For the average worker, summer is a time of freedom. But one wonders precisely what sort of liberty is expressed by going somewhere, seeing the sights and then going home.
As creatures of habit, we tend to use the break to embrace another form of routine. We tend to the garden, have barbecues, and – for the self-improving among us – go to summer schools.
There are conventional ways of spending summer but there is also scope to ask deep questions about the nature and purpose of our existence.
Dr Felix Ó Murchadha, senior lecturer in philosophy at NUI Galway and author of The Time of Revolution: Kairos and Chronos in Heidegger, has a particular interest in exploring "ruptures in time" in both history and everyday life. He provides today's idea: We shouldn't run away from boredom but tackle the fundamental questions it raises.
We tend to speak about time as a ‘resource’ that’s used up over the course of our lives. Is that a mistaken view?
Felix Ó Murchadha: “Time has many aspects. We can distinguish between the inner time of consciousness, collective time of a community and astronomical time of days, seasons and years.
"To speak of time in any of these aspects as a resource to be used up seems problematic. Yet, it is instructive to look at the word 'resource' itself, which comes from the French resourse, meaning source in the sense of a spring, hence life-giving. Time has this life-giving aspect.
“Conception and birth are not simply events in time, but events of time. Yet, time is also death-giving. We are mortal beings and every living moment is marked with the sign of our final demise, when we do not so much run out of time as time runs out on us: in dying we leave a world, a humanity and an Earth that continues to go on, just as we are born into a time that preceded us.”
Is it wrong to ‘waste’ time, or use it unproductively?
“I would question the very concept of ‘use’ here. To use something is to employ it for an end, to bring something about. Time is the condition for such activity, not the means. Nevertheless, increasingly in our society we think of time as a condition of certain measurable, tangible outputs.
“The mechanised rhythm of production subjects us to a time which is not ours; we waste time to the extent to which we fail to live up to that rhythm. Today such ‘mechanised time’ tends increasingly to permeate all our lives, in particular our work lives.”
What does boredom tell us about ourselves? Should we always run away from it?

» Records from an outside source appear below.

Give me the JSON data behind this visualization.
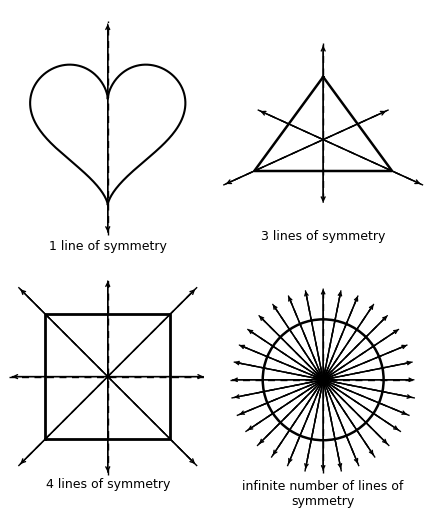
{
  "background_color": "#ffffff",
  "text_color": "#000000",
  "line_color": "#000000",
  "labels": [
    "1 line of symmetry",
    "3 lines of symmetry",
    "4 lines of symmetry",
    "infinite number of lines of\nsymmetry"
  ],
  "font_size": 9,
  "figsize": [
    4.35,
    5.19
  ],
  "dpi": 100,
  "circle_n_lines": 16
}
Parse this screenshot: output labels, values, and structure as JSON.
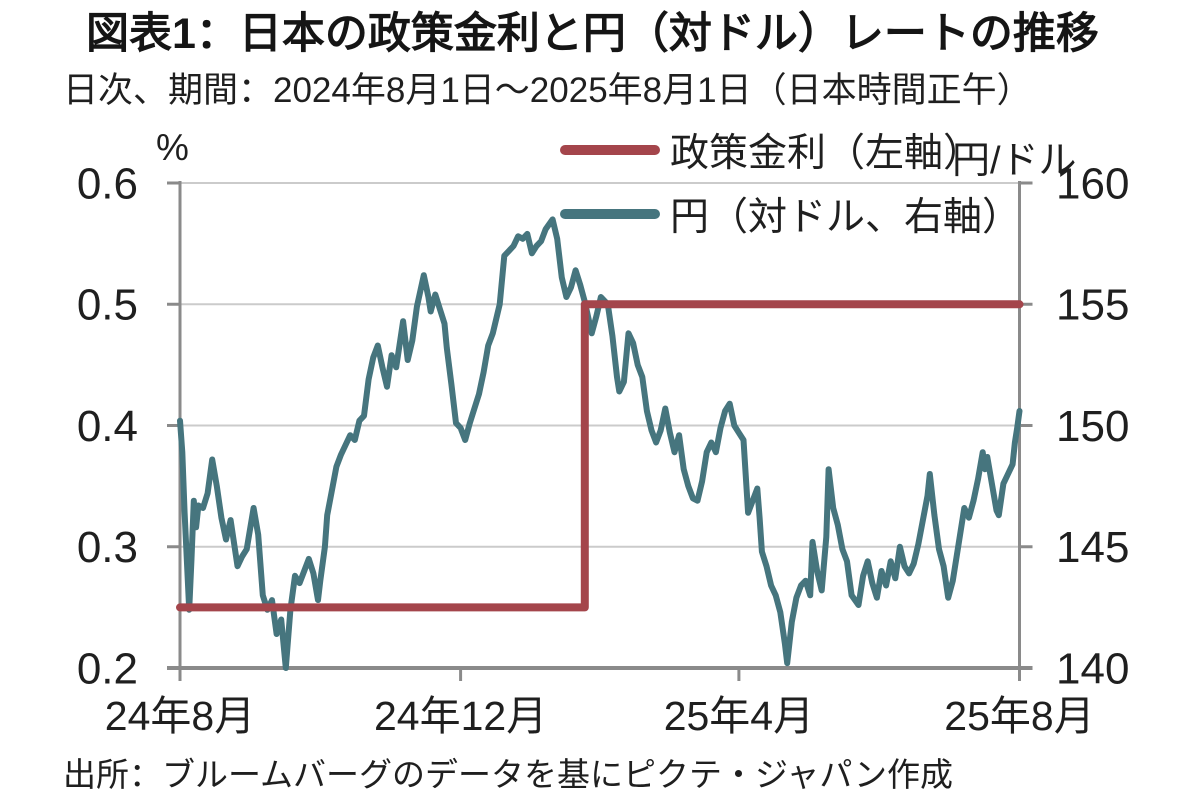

"The German word for boredom is Langeweile, literally meaning a long duration. Time drags on; there seems no end to the moment in which we find ourselves. For the 17th-century philosopher Blaise Pascal, we are constantly trying to avoid such deep boredom by distracting ourselves with endless entertainments. I would suggest that what we are attempting to escape is primarily the power of time. Boredom manifests a failure to transform; time goes on, we feel it to go on, but the future holds no promise and the past has no meaning.

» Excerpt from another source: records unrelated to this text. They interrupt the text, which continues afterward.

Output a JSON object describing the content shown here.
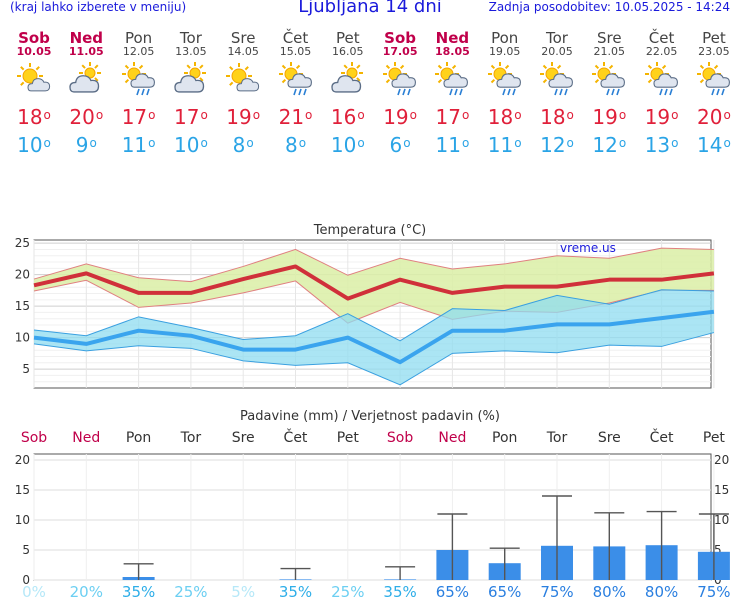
{
  "header": {
    "menu_hint": "(kraj lahko izberete v meniju)",
    "title": "Ljubljana 14 dni",
    "updated": "Zadnja posodobitev: 10.05.2025 - 14:24"
  },
  "colors": {
    "weekend": "#c0004a",
    "max_temp": "#e0203a",
    "min_temp": "#2aa4e6",
    "header_text": "#1a1adb",
    "precip_bar": "#3b8ee8"
  },
  "days": [
    {
      "name": "Sob",
      "date": "10.05",
      "weekend": true,
      "icon": "sun-cloud-icon",
      "max": "18",
      "min": "10"
    },
    {
      "name": "Ned",
      "date": "11.05",
      "weekend": true,
      "icon": "cloud-sun-icon",
      "max": "20",
      "min": "9"
    },
    {
      "name": "Pon",
      "date": "12.05",
      "weekend": false,
      "icon": "sun-cloud-rain-icon",
      "max": "17",
      "min": "11"
    },
    {
      "name": "Tor",
      "date": "13.05",
      "weekend": false,
      "icon": "cloud-sun-icon",
      "max": "17",
      "min": "10"
    },
    {
      "name": "Sre",
      "date": "14.05",
      "weekend": false,
      "icon": "sun-cloud-icon",
      "max": "19",
      "min": "8"
    },
    {
      "name": "Čet",
      "date": "15.05",
      "weekend": false,
      "icon": "sun-cloud-rain-icon",
      "max": "21",
      "min": "8"
    },
    {
      "name": "Pet",
      "date": "16.05",
      "weekend": false,
      "icon": "cloud-sun-icon",
      "max": "16",
      "min": "10"
    },
    {
      "name": "Sob",
      "date": "17.05",
      "weekend": true,
      "icon": "sun-cloud-rain-icon",
      "max": "19",
      "min": "6"
    },
    {
      "name": "Ned",
      "date": "18.05",
      "weekend": true,
      "icon": "sun-cloud-rain-icon",
      "max": "17",
      "min": "11"
    },
    {
      "name": "Pon",
      "date": "19.05",
      "weekend": false,
      "icon": "sun-cloud-rain-icon",
      "max": "18",
      "min": "11"
    },
    {
      "name": "Tor",
      "date": "20.05",
      "weekend": false,
      "icon": "sun-cloud-rain-icon",
      "max": "18",
      "min": "12"
    },
    {
      "name": "Sre",
      "date": "21.05",
      "weekend": false,
      "icon": "sun-cloud-rain-icon",
      "max": "19",
      "min": "12"
    },
    {
      "name": "Čet",
      "date": "22.05",
      "weekend": false,
      "icon": "sun-cloud-rain-icon",
      "max": "19",
      "min": "13"
    },
    {
      "name": "Pet",
      "date": "23.05",
      "weekend": false,
      "icon": "sun-cloud-rain-icon",
      "max": "20",
      "min": "14"
    }
  ],
  "chart_data": [
    {
      "type": "line",
      "title": "Temperatura (°C)",
      "watermark": "vreme.us",
      "categories": [
        "10.05",
        "11.05",
        "12.05",
        "13.05",
        "14.05",
        "15.05",
        "16.05",
        "17.05",
        "18.05",
        "19.05",
        "20.05",
        "21.05",
        "22.05",
        "23.05"
      ],
      "ylim": [
        2,
        25.5
      ],
      "yticks": [
        5,
        10,
        15,
        20,
        25
      ],
      "grid": true,
      "series": [
        {
          "values": [
            18.3,
            20.2,
            17.1,
            17.1,
            19.3,
            21.3,
            16.2,
            19.2,
            17.1,
            18.1,
            18.1,
            19.2,
            19.2,
            20.2
          ],
          "band_upper": [
            19.3,
            21.7,
            19.5,
            18.9,
            21.3,
            24.0,
            19.9,
            22.6,
            20.9,
            21.7,
            23.0,
            22.6,
            24.2,
            24.0
          ],
          "band_lower": [
            17.4,
            19.1,
            14.8,
            15.5,
            17.1,
            19.0,
            12.3,
            15.6,
            12.9,
            14.2,
            14.0,
            15.5,
            17.5,
            17.5
          ]
        },
        {
          "values": [
            10.0,
            9.0,
            11.1,
            10.3,
            8.1,
            8.1,
            10.0,
            6.1,
            11.1,
            11.1,
            12.1,
            12.1,
            13.1,
            14.1
          ],
          "band_upper": [
            11.2,
            10.3,
            13.3,
            11.6,
            9.7,
            10.3,
            13.8,
            9.5,
            14.6,
            14.3,
            16.7,
            15.3,
            17.6,
            17.4
          ],
          "band_lower": [
            9.0,
            7.9,
            8.7,
            8.3,
            6.3,
            5.6,
            6.0,
            2.5,
            7.5,
            7.9,
            7.6,
            8.8,
            8.6,
            10.8
          ]
        }
      ]
    },
    {
      "type": "bar",
      "title": "Padavine (mm) / Verjetnost padavin (%)",
      "categories": [
        "Sob",
        "Ned",
        "Pon",
        "Tor",
        "Sre",
        "Čet",
        "Pet",
        "Sob",
        "Ned",
        "Pon",
        "Tor",
        "Sre",
        "Čet",
        "Pet"
      ],
      "weekend": [
        true,
        true,
        false,
        false,
        false,
        false,
        false,
        true,
        true,
        false,
        false,
        false,
        false,
        false
      ],
      "ylim": [
        0,
        21
      ],
      "yticks": [
        0,
        5,
        10,
        15,
        20
      ],
      "values": [
        0,
        0,
        0.5,
        0,
        0,
        0.1,
        0,
        0.1,
        5.0,
        2.8,
        5.7,
        5.6,
        5.8,
        4.7
      ],
      "range_high": [
        0,
        0,
        2.7,
        0,
        0,
        1.9,
        0,
        2.2,
        11.0,
        5.3,
        14.0,
        11.2,
        11.4,
        11.0
      ],
      "probability": [
        "0%",
        "20%",
        "35%",
        "25%",
        "5%",
        "35%",
        "25%",
        "35%",
        "65%",
        "65%",
        "75%",
        "80%",
        "80%",
        "75%"
      ],
      "prob_levels": [
        0,
        20,
        35,
        25,
        5,
        35,
        25,
        35,
        65,
        65,
        75,
        80,
        80,
        75
      ]
    }
  ]
}
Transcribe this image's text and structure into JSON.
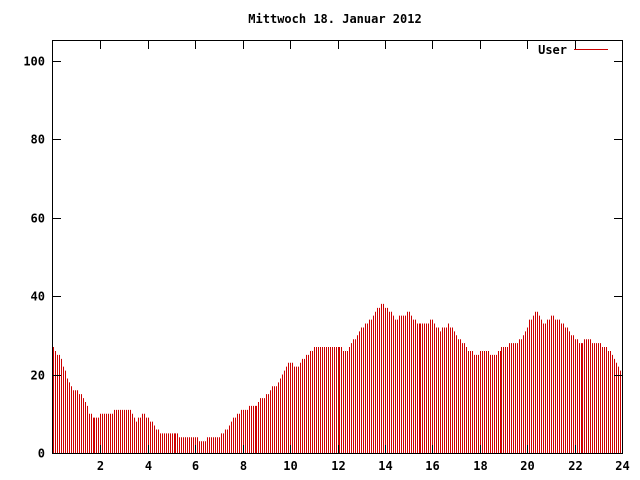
{
  "chart_data": {
    "type": "bar",
    "title": "Mittwoch 18. Januar 2012",
    "xlabel": "",
    "ylabel": "",
    "xlim": [
      0,
      24
    ],
    "ylim": [
      0,
      105
    ],
    "xticks": [
      "2",
      "4",
      "6",
      "8",
      "10",
      "12",
      "14",
      "16",
      "18",
      "20",
      "22",
      "24"
    ],
    "yticks": [
      "0",
      "20",
      "40",
      "60",
      "80",
      "100"
    ],
    "grid": false,
    "legend_position": "top-right",
    "series": [
      {
        "name": "User",
        "color": "#cc0000",
        "keypoints": [
          [
            0.0,
            27
          ],
          [
            0.3,
            24
          ],
          [
            0.5,
            21
          ],
          [
            0.7,
            17
          ],
          [
            0.9,
            16
          ],
          [
            1.1,
            15
          ],
          [
            1.3,
            14
          ],
          [
            1.5,
            10
          ],
          [
            1.8,
            9
          ],
          [
            2.1,
            10
          ],
          [
            2.4,
            10
          ],
          [
            2.7,
            11
          ],
          [
            3.2,
            11
          ],
          [
            3.5,
            8
          ],
          [
            3.8,
            10
          ],
          [
            4.1,
            8
          ],
          [
            4.4,
            6
          ],
          [
            4.5,
            5
          ],
          [
            5.0,
            5
          ],
          [
            5.5,
            4
          ],
          [
            6.0,
            4
          ],
          [
            6.3,
            3
          ],
          [
            6.6,
            4
          ],
          [
            7.0,
            4
          ],
          [
            7.3,
            6
          ],
          [
            7.6,
            9
          ],
          [
            8.0,
            11
          ],
          [
            8.5,
            12
          ],
          [
            9.0,
            15
          ],
          [
            9.5,
            18
          ],
          [
            9.9,
            23
          ],
          [
            10.3,
            22
          ],
          [
            10.7,
            25
          ],
          [
            11.1,
            27
          ],
          [
            11.6,
            27
          ],
          [
            12.0,
            27
          ],
          [
            12.4,
            26
          ],
          [
            12.8,
            30
          ],
          [
            13.2,
            33
          ],
          [
            13.5,
            35
          ],
          [
            13.8,
            38
          ],
          [
            14.1,
            37
          ],
          [
            14.4,
            34
          ],
          [
            14.7,
            35
          ],
          [
            15.0,
            36
          ],
          [
            15.3,
            33
          ],
          [
            15.7,
            33
          ],
          [
            16.0,
            34
          ],
          [
            16.3,
            31
          ],
          [
            16.7,
            33
          ],
          [
            17.0,
            30
          ],
          [
            17.4,
            27
          ],
          [
            17.8,
            25
          ],
          [
            18.2,
            26
          ],
          [
            18.6,
            25
          ],
          [
            19.0,
            27
          ],
          [
            19.4,
            28
          ],
          [
            19.8,
            29
          ],
          [
            20.1,
            34
          ],
          [
            20.4,
            36
          ],
          [
            20.7,
            33
          ],
          [
            21.0,
            35
          ],
          [
            21.3,
            34
          ],
          [
            21.6,
            32
          ],
          [
            21.9,
            30
          ],
          [
            22.2,
            28
          ],
          [
            22.5,
            29
          ],
          [
            22.9,
            28
          ],
          [
            23.3,
            27
          ],
          [
            23.6,
            25
          ],
          [
            23.9,
            21
          ]
        ]
      }
    ]
  }
}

“In other words, the power of time is apparent here in the withholding of that which is to come and the collapsing into indifference of all that has been. It is not something to avoid through endless distractions, but rather raises for us fundamental questions as to the meaning or otherwise of mortal existence.”
We tend to use leisure time for consumption or activities promoted by the market economy. Are holidays, in this sense, a fraud?
"Cross-culturally, time tends to be divided into two, roughly matching on to a distinction between profane and sacred time. The word 'holiday' suggests this: the Old English haligdæg meaning 'holy day'.
“The difference between sacred and profane time can reflect the agrarian rhythm of sowing and harvesting, of growth and decay. While the agrarian rhythm is tied to nature, in more urbanised societies, public holidays also play a role in commemorating those historical events that hold a community together, for example, Independence Day in the US.
“Such breaks in profane, work time, refresh us and reaffirm the underlying temporal cycle. In our consumer society, much of the economy is invested in supplying the consumables for holidays. Echoing Pascal, I would suggest that the market economy is invested in producing means of distraction, enabling us to flee boredom.”
By creating ‘always-on’ syndrome, is technology changing the nature of time?
“Time is a fundamental way in which things are for us, and as the manner of our relation to reality is modified through historical change, so too our temporal experience is transformed. But this is a gradual change. Until the advent of the mechanical clock in the 13th century, time was measured imprecisely and unevenly, generally by reference to the sun.
“The possibility of uniform measurement of time indifferent to daylight, seasons and location, indifferent also to the qualities of times and moments, has gradually come to order our lives in a manner previously unthinkable. To return to the question of resource: if time is reduced to such an indifferent measure, we lose our own time as mortal beings to the metronome of constant availability and become ourselves merely a resource to be used up.”
ASK A SAGE
Question: Do you actually learn anything at summer schools?
Robert Frost replies: "Education is the ability to listen to almost anything without losing your temper or your self-confidence."